To come up with the list of neighborhoods, we relied on five factors that we deemed to be the most important for young families, including:
- Availability of “family-sized” homes: Finding a one- or two-bedroom apartment in New York is difficult, but finding one with three bedrooms or more is epic. We wanted to make sure that the areas we selected had enough larger units, so we relied on StreetEasy to find the neighborhoods with the most three-plus-bedroom homes on the market. The data includes both apartments and houses listed for sale or rent at any point in August.
- Price: Likewise, price is a major factor in anyone’s buying or renting decision. Some areas, like Tribeca, may be family-friendly but are also insanely expensive. The data we used, courtesy StreetEasy, is based on the median asking rent for three-plus-bedrooms in August and the median closed sale price for three-plus-bedrooms in July.
- Schools: Looking at school data is always tricky. In New York, just because you bought a co-op on the same block as a school doesn’t mean you’re “zoned” for that school, meaning that your child will not have priority to get in.

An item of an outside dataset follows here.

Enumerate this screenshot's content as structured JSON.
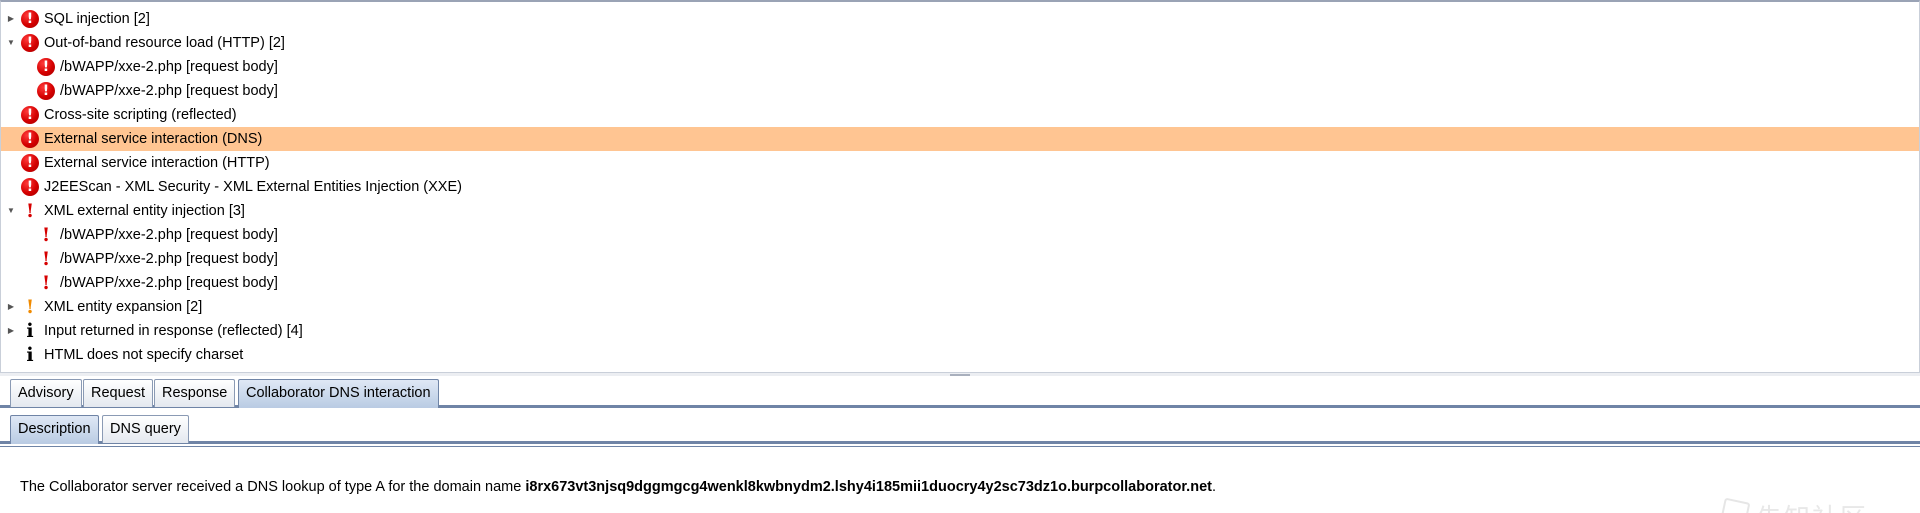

Still, the presence of a number of good schools, including non-zoned schools (institutions like private, charter or specialized public schools that accept kids from outside the zone), is a major consideration for parents moving to an area. We used quantitative and qualitative assessments of schools and their districts from InsideSchools.org, an independent non-profit widely cited as the authority on NYC’s school system. (For more on navigating school zones, read our guide.)
- Population: No one wants to be the only parent on her block. To get a sense of how many families already live in each part of New York, we looked at the percentage of households with at least one person under 18 in every NYC neighborhood, using Census data compiled by real estate data site AddressReport. (The totals ranged from 59.3 percent in South Williamsburg to 5.2 percent in the Theater District/Times Square.)
- Streetscape: Though mostly subjective, the “feel” of a neighborhood is a big one when it comes to choosing a place that’s appropriate for children. Relying on interviews and our own observations, we factored in things like the presence of strollers on sidewalks, businesses that cater to children, after school programs, parks, kid-friendly cultural institutions, and more. We also got data on the number of trees in every neighborhood, courtesy AddressReport, as a way to measure the leafiness and greenery of the streets.
- Crime: Safety is another top priority. Our numbers are based on crimes per capita and include grand larceny, burglary, grand theft auto, robbery, assault, rape and murder. (As a benchmark, the range stretched from 196.9 per capita in the Meatpacking District to 3.1 in Roosevelt Island.) AddressReport crunched the numbers for us.